The Atlanta Journal-Constitution
Who’s the real Joker in this cultural superhero deck?
Two interesting things have been happening in the world of film over the last month. A relatively low-budget, no-special effects movie that places Batman’s Joker in a version of Martin Scorsese’s decaying 1970s-era New York City has become one of the most successful American movies of the year — with clouds of political outrage trailing in its wake. And everyone on the internet is yelling at, about, or in defense of Scorsese himself, because the aging director told an interviewer that superhero movies aren’t real cinema.
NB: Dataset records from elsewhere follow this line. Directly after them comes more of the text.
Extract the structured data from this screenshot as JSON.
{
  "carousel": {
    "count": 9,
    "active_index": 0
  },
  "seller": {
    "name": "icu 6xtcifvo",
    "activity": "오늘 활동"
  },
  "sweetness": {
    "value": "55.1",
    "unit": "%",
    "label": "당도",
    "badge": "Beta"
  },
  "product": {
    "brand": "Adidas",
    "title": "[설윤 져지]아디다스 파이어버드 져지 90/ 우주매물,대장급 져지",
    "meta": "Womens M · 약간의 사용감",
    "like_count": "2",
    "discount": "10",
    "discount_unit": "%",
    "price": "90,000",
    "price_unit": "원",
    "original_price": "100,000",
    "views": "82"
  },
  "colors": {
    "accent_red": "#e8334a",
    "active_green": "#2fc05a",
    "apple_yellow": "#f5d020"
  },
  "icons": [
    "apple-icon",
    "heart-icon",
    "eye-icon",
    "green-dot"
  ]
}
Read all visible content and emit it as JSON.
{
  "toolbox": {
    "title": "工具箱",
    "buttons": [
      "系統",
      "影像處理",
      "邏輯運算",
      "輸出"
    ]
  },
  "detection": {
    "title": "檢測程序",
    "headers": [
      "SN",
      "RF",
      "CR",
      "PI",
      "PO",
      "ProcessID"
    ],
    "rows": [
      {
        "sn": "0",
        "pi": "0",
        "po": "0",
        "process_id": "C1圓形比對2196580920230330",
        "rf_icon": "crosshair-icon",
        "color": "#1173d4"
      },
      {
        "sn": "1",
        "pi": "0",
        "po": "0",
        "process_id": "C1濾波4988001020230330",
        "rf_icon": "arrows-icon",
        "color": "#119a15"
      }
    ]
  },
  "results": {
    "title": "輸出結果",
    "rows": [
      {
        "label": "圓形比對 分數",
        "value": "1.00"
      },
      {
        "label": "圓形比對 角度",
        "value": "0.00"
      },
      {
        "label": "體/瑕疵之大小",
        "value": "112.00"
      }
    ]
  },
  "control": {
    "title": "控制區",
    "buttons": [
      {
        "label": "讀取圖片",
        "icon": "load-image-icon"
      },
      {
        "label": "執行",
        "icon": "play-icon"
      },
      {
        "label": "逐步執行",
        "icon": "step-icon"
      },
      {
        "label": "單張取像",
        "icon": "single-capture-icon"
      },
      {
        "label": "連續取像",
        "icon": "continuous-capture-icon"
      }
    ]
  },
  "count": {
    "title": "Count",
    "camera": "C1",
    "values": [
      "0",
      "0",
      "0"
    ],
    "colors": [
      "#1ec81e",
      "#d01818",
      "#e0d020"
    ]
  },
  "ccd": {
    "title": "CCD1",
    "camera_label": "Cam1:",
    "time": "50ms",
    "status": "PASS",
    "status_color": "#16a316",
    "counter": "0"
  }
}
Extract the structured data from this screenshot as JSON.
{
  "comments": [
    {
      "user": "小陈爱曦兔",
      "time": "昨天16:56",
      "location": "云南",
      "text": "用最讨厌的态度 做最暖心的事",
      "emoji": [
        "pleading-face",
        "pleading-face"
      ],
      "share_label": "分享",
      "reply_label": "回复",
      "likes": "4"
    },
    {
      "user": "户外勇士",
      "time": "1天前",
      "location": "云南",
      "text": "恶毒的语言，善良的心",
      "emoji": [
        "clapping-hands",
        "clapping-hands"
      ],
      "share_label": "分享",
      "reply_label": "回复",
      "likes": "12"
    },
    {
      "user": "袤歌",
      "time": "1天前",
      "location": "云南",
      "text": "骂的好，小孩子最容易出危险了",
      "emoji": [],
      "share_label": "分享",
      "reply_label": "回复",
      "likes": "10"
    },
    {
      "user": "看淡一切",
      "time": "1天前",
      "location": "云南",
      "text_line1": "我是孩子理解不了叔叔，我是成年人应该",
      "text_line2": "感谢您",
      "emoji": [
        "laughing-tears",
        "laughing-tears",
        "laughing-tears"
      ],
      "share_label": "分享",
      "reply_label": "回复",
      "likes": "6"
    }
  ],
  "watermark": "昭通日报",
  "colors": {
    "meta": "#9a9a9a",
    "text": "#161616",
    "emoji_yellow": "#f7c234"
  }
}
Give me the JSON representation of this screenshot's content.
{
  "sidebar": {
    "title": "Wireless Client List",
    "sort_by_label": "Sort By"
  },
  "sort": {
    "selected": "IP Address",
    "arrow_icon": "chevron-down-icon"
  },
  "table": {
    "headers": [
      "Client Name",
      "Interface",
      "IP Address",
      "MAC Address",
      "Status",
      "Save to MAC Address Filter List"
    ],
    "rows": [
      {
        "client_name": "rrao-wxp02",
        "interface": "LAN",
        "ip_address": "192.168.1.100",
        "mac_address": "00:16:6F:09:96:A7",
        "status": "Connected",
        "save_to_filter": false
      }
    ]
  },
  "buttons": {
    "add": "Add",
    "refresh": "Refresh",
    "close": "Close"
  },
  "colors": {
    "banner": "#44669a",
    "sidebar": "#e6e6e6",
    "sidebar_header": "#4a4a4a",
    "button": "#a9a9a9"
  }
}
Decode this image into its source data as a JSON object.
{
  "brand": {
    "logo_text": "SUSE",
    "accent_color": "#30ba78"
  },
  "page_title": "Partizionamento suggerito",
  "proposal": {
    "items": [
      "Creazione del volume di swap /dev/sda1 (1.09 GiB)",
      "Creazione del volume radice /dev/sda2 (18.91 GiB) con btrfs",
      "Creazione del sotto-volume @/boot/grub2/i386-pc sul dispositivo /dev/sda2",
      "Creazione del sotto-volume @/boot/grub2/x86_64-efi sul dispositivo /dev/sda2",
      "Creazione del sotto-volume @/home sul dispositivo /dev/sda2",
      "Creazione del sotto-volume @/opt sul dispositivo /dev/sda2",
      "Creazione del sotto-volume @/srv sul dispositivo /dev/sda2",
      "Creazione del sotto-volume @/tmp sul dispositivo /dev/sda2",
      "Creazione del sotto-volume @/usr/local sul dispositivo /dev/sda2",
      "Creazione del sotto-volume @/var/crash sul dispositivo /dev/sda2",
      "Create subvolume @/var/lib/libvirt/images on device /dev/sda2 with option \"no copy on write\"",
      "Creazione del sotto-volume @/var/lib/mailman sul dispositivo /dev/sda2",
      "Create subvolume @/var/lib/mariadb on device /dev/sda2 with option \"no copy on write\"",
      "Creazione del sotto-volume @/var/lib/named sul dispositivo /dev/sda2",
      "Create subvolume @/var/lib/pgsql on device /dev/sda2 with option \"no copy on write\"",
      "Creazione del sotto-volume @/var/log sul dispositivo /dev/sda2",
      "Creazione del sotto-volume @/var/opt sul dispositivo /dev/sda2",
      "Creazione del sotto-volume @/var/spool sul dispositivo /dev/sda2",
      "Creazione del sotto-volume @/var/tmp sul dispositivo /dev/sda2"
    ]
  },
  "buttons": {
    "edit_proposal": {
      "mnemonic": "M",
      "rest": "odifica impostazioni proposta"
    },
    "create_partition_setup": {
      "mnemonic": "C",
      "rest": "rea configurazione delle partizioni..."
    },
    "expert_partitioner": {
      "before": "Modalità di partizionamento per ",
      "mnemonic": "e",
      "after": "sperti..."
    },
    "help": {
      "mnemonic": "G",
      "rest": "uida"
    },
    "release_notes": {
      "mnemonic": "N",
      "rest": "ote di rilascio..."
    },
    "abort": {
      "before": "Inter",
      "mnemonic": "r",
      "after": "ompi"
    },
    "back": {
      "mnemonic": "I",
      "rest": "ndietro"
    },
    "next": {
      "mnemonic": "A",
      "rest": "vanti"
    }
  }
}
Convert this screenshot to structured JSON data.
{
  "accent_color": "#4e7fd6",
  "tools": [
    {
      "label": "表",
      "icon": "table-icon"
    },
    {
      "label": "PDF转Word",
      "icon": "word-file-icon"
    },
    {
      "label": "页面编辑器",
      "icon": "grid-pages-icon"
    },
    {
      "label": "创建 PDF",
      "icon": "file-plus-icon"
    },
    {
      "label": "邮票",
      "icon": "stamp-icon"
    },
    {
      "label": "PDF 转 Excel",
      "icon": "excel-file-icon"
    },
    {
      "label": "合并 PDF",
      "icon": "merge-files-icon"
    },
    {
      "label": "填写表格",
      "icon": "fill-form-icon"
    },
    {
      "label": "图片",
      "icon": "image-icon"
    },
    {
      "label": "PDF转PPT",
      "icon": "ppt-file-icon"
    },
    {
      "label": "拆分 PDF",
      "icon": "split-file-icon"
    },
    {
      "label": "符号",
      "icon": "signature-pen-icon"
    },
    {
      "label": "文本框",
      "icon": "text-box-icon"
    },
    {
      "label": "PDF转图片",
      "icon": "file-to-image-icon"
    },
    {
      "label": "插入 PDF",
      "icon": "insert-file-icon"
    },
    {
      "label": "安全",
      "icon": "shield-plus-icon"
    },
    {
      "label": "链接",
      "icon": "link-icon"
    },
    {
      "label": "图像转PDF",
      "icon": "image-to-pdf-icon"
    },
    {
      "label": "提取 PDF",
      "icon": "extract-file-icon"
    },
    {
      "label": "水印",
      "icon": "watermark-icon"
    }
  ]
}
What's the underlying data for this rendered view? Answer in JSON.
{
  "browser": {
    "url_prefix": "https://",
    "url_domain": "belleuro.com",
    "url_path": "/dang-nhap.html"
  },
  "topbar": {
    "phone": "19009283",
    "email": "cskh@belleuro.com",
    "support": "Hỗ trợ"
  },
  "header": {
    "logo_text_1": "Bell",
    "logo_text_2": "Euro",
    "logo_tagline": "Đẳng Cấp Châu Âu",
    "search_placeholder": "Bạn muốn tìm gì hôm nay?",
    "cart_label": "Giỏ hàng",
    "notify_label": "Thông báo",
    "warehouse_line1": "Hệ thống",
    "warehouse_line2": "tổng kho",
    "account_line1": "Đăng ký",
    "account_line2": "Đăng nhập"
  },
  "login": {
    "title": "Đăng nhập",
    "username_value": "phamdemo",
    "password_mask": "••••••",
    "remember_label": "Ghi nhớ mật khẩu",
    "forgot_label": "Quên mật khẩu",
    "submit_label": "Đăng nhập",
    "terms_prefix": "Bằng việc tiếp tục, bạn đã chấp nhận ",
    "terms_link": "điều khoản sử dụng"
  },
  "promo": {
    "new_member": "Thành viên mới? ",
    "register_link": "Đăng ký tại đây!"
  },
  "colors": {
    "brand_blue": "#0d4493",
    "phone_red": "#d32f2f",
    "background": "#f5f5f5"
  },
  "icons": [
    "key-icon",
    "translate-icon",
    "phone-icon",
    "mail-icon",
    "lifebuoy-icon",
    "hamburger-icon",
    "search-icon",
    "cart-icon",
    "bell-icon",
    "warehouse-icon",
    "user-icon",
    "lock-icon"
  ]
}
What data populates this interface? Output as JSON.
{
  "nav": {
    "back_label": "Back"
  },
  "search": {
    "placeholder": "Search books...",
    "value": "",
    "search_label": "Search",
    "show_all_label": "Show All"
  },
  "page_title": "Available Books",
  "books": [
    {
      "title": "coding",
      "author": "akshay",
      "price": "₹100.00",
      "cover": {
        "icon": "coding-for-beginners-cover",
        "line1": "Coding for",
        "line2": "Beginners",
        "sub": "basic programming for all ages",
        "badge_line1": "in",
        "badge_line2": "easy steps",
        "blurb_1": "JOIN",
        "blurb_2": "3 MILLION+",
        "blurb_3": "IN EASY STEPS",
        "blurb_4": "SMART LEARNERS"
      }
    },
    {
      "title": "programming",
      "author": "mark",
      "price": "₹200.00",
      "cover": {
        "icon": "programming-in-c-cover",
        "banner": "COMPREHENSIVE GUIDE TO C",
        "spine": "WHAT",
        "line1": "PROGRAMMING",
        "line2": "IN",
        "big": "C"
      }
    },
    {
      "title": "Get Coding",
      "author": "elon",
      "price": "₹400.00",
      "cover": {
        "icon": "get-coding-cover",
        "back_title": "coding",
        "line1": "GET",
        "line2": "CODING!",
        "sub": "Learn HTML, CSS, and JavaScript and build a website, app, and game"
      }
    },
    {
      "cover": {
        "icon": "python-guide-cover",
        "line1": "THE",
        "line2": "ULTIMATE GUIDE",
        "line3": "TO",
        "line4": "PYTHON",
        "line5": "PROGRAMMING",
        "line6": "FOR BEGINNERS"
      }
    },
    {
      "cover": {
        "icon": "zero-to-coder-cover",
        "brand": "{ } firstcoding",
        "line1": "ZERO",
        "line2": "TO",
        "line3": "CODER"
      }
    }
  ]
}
We often talk about unexpected political controversies in terms of their relationship to an established order, an existing regime. The success of “Joker” and the outrage around Scorsese are both disturbances that matter because of their relationship to the existing Hollywood order, the current pop-cultural regime.
That order is built, to an extent that would have been unfathomable even 20 years ago, on the commercial exploitation of what was once called “genre” entertainment — the comic-book movie especially, the Marvel empire above all, with a wider range of science fiction and fantasy blockbusters and sequelae around that superhero core.
This is not just a normal sort of cultural cycling, akin to the way Westerns ruled the ’50s or pumped-up action stars the ’80s. The sheer scale of genre dominance is unique.
Strikingly, this regime is a marvel of corporate capitalism, a machine for global moneymaking — superheroes work for worldwide audiences in ways that no other entertainment can match — that is also intensely defended by people who think of themselves as rebels, outsiders, weirdos, freaks.
This nurtured sense of grievance explains the online anger every time somebody like Scorsese dares to doubt the aesthetic merits of the new regime. And it may be a strength of the superhero order, a source of resilience, that so many of its fans continue to answer
Andrew O’Hehir’s 2012 question “at what point is the triumph of comic-book culture sufficient?” with a zealot’s absolutism: Not until the last film snob shuts up.
The superhero regime has wasted far too much talent on stories that are fundamentally unworthy of the actors and directors making them. And it has habituated adult audiences to stories that belong to the state of arrested development in which far more of Western culture than just Hollywood is trapped.
I say “arrested development” because a common critique is that these movies are childish or “infantilizing,” to quote Bilge Ebiri’s Vulture essay on the Scorsese contretemps. But that seems not quite apt: Children and their stories are much stranger and more interesting than the superhero industry.
And this is where the success of the Joaquin Phoenix “Joker” becomes especially interesting. My initial take on the movie was hostile, because I don’t think “Joker” is really about any of the things — inceldom, liberalism, late capitalism — that its admirers and enemies have read into its story. Instead it’s a competent Scorsese simulacrum whose success exposes both the frustrated desire for movies that are more politically and morally adult ... and the tragedy of a movie system that can only simulate grown-up art inside the comic-book machine.